Die MVB bemüht sich, am Donnerstag und Freitag jeweils von etwa 6 bis 20 Uhr einen eingeschränkten Notbetrieb einzurichten. Geplant ist ein reduzierter Verkehr auf den Straßenbahnlinien 4 und 9 sowie auf den Buslinien 52 und 54. Damit bleiben zumindest die großen Kliniken der Landeshauptstadt angebunden. Die Fahrzeuge werden voraussichtlich im 30-Minuten-Takt verkehren, allerdings ohne Gewähr für einen stabilen Fahrplan.
Am Samstag findet kein Verkehr statt.
Im Nachtverkehr wird der letzte planmäßige Anschluss am Alten Markt am Mittwochabend um 23:45 Uhr stattfinden. Der Verkehr wird dann erst wieder in der Nacht zu Sonntag schrittweise aufgenommen. Der 3:15 Uhr-Anschluss am Alten Markt wird voraussichtlich der erste reguläre Anschluss nach Fahrplan sein.
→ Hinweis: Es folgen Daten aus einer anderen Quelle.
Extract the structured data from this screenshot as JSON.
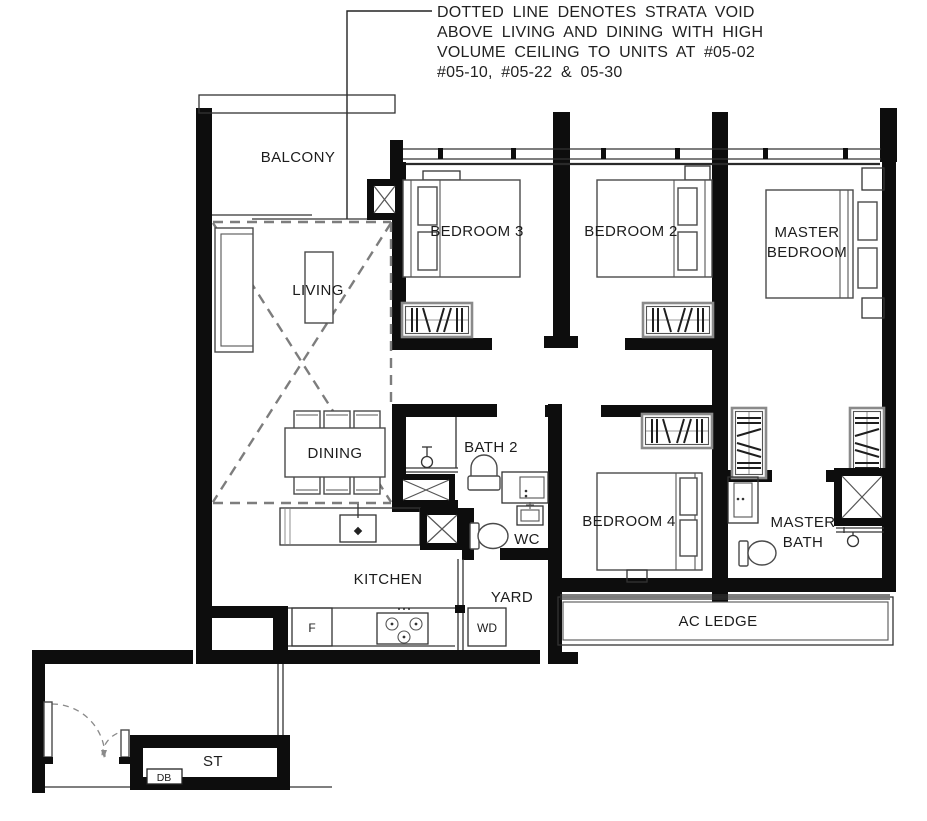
{
  "annotation": {
    "lines": [
      "DOTTED LINE DENOTES STRATA VOID",
      "ABOVE LIVING AND DINING WITH HIGH",
      "VOLUME CEILING TO UNITS AT #05-02",
      "#05-10, #05-22 & 05-30"
    ]
  },
  "rooms": {
    "balcony": "BALCONY",
    "living": "LIVING",
    "dining": "DINING",
    "kitchen": "KITCHEN",
    "yard": "YARD",
    "bath2": "BATH 2",
    "wc": "WC",
    "bedroom3": "BEDROOM 3",
    "bedroom2": "BEDROOM 2",
    "bedroom4": "BEDROOM 4",
    "master_bedroom": {
      "line1": "MASTER",
      "line2": "BEDROOM"
    },
    "master_bath": {
      "line1": "MASTER",
      "line2": "BATH"
    },
    "ac_ledge": "AC LEDGE",
    "store": "ST"
  },
  "appliances": {
    "fridge": "F",
    "washer_dryer": "WD",
    "distribution_board": "DB"
  },
  "colors": {
    "wall": "#0d0d0d",
    "line": "#3a3a3a",
    "void_dash": "#7d7d7d",
    "background": "#ffffff"
  }
}
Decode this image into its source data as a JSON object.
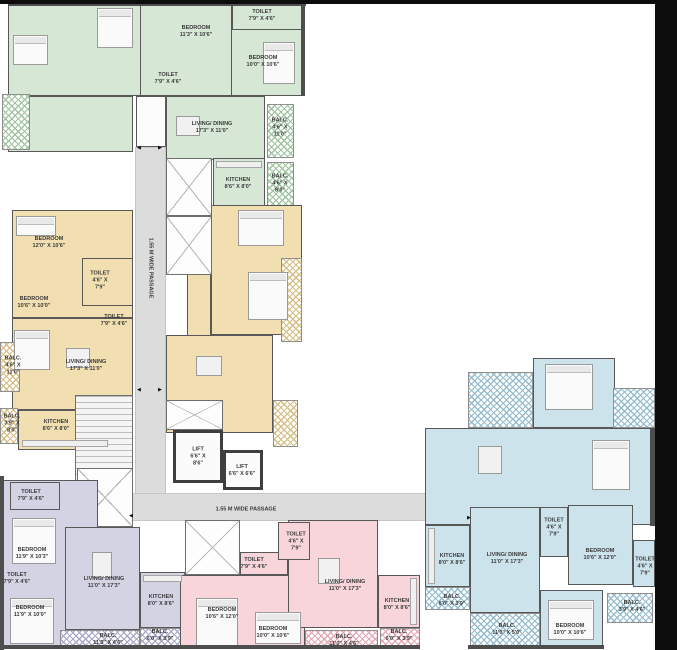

Fahrgäste werden gebeten, nicht zwingend notwendige Fahrten zu verschieben und – sofern möglich – auf andere Verkehrsmittel auszuweichen. Regionalbahnen, S-Bahnen und Regionalbusse im Stadtgebiet verkehren weiterhin. Alternativ können auch die Angebote der im Verkehrsverbund marego organisierten Verkehrsunternehmen genutzt werden.
Die MVB bedauern die Einschränkungen für ihre Fahrgäste ausdrücklich.
Hintergrund
Hintergrund des Streiks sind die aktuell laufenden Tarifverhandlungen der Gewerkschaft ver.di mit dem kommunalen Arbeitgeberverband Sachsen-Anhalt. Noch vor der nächsten Verhandlungsrunde am 17. März ist dieser Streikaufruf von ver.di aus Sicht der Arbeitgeberseite nicht nachvollziehbar und unangemessen.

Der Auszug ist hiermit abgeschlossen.